Win Pe (ဝင်းဖေ; born 16 June 1935) is one of Myanmar’s most celebrated living artists. Along with his close friends Kin Maung Yin and Paw Oo Thett, Win Pe was a leader of Myanmar’s modern art movement in the 1960s. In the 1970s and 1980s, he was a successful film director, winning Myanmar’s equivalent of the Academy Award in 1981. He is also a respected short story writer.

== Early Training ==

Win Pe is from Mandalay, the historical and cultural capital of Myanmar and from a prominent Mandalay family. His father, Shwepy U Ba Tin, a famous scholar of Myanmar art, history and culture, was very supportive of Win Pe’s artistic development. While his father was an anti-colonialist and preferred traditional Myanmar music, he was open to his son’s discovery of American Jazz and European classical music which he heard from Radio Ceylon and American movies and sent him to apprentice with the successful painter, Ba Thet. His friend Paw Oo Thett joined him there and after a while Ba Thet sent both of them to study with Kin Maung (Bank) to learn modernist, more abstract art trends. Later, both would take Norman Rockwell’s correspondence course, the Famous Artist School. The work of one of the School’s instructors, Dong Kingman, the Chinese-American watercolorist, was a great influence on Win Pe.

== Career ==
In the early 1960s, Win Pe and Paw Oo Thett left Mandalay for Rangoon where they met Kin Maung Yin, an artist and architect. The three lived together at the architect offices, exchanged ideas, painted together and held many exhibitions especially among the diplomatic community.

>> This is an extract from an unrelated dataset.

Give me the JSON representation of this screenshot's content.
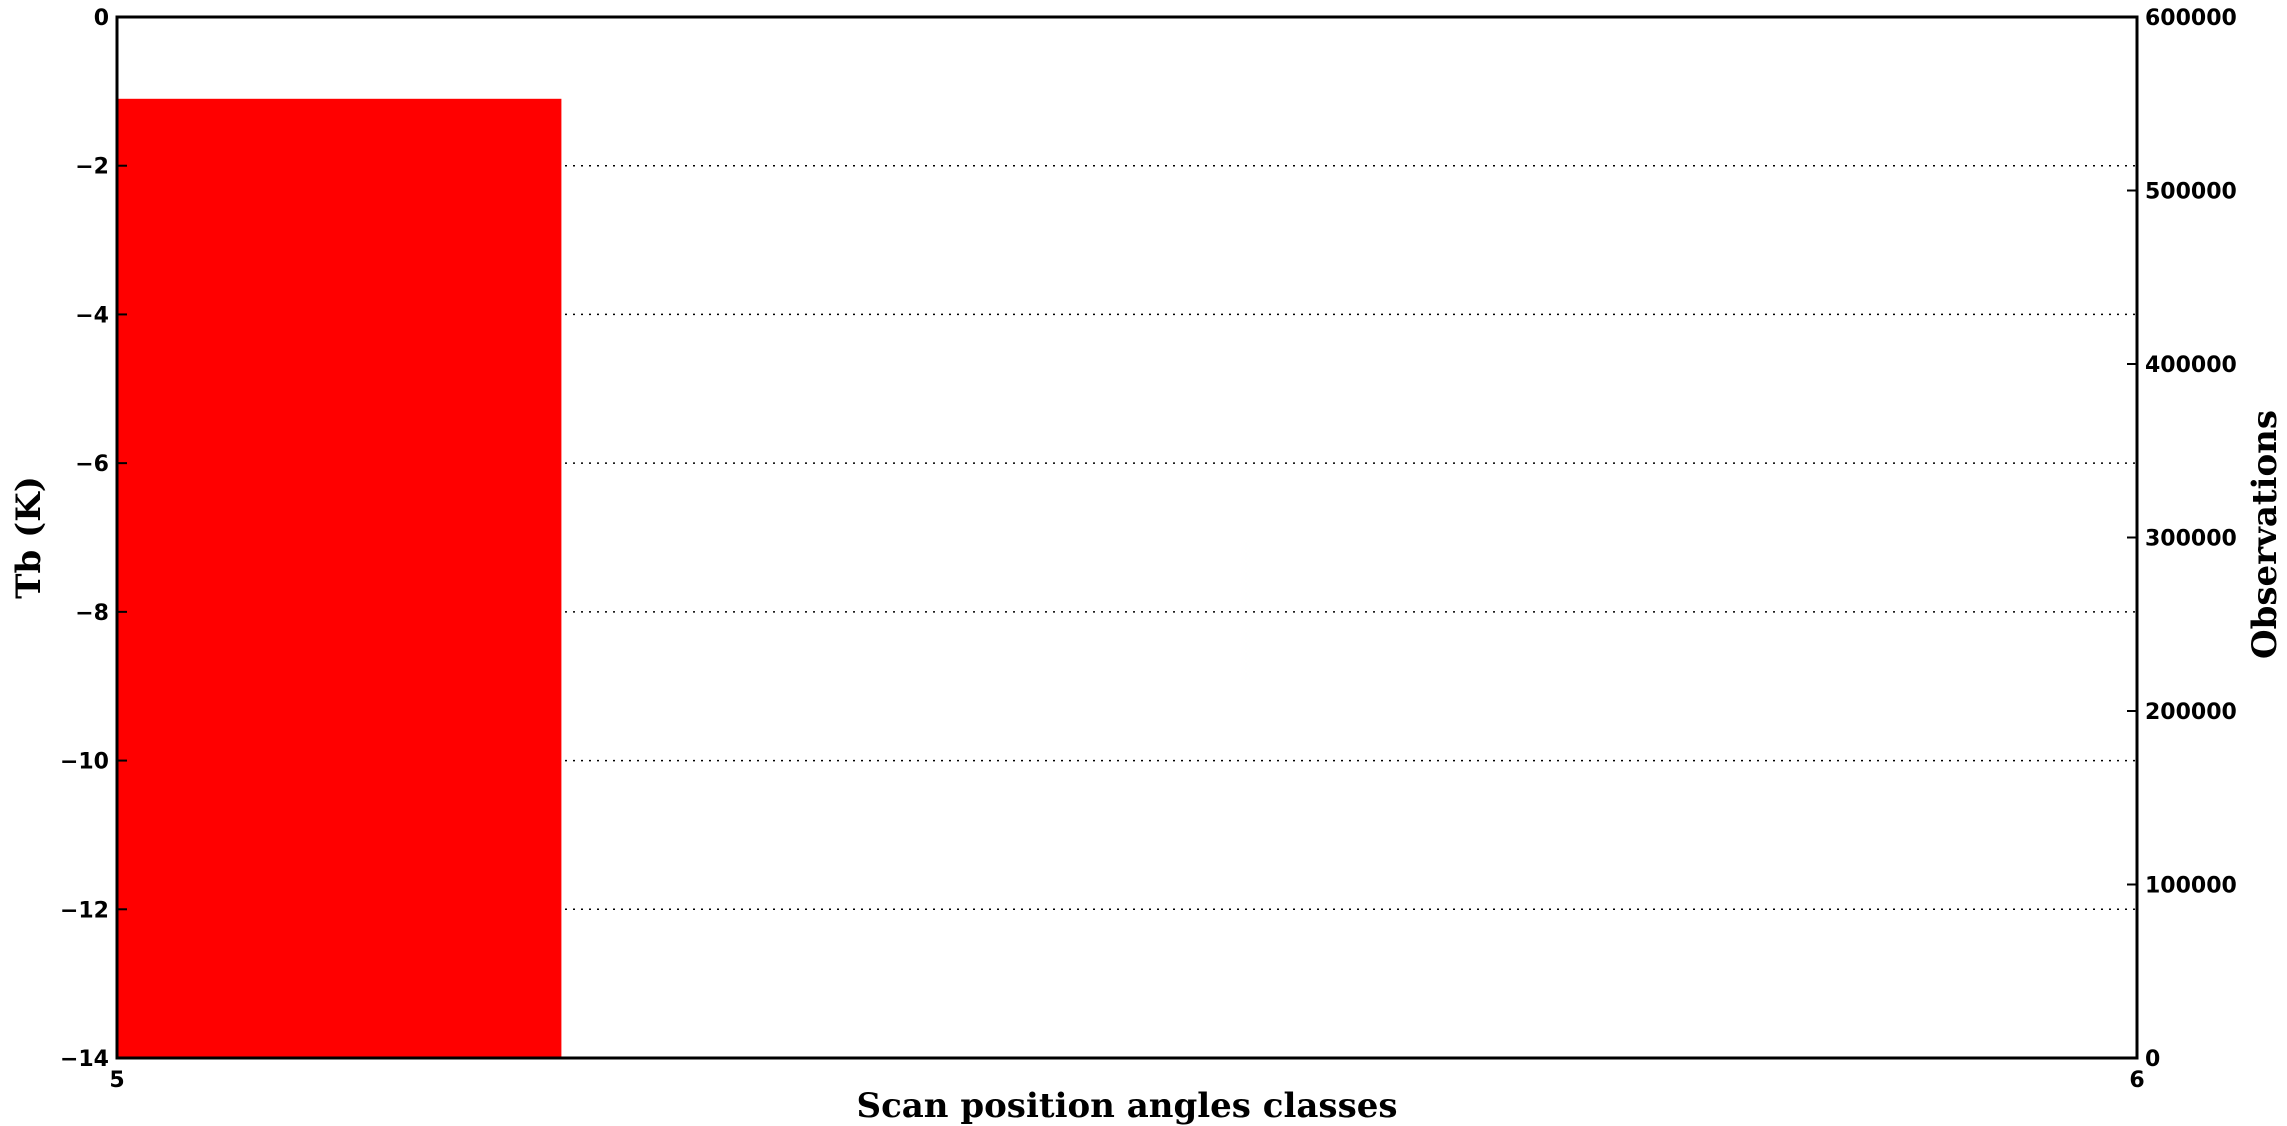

In 1966, Win Pe, at age 31, was appointed Dean of the Mandalay State School of Fine Art, Music and Dance. It was his dream job but his vision to mix modern ideas with traditional arts conflicted with the older, conservative teaching staff and he left after four years. He would spend the next 15 years as a film director and short story writer. His first film, Let the Sky Not Fall was well received and in 1981 he won Myanmar’s equivalent of the Academy Awards as Best Director for his film, Red Rose Dream.

In 1993, three of Win Pe’s short stories were published in the book, Inked Over, Ripped Out. The following year, he attended the International Writing Program at the University of Iowa and earned an Honorary Fellowship there.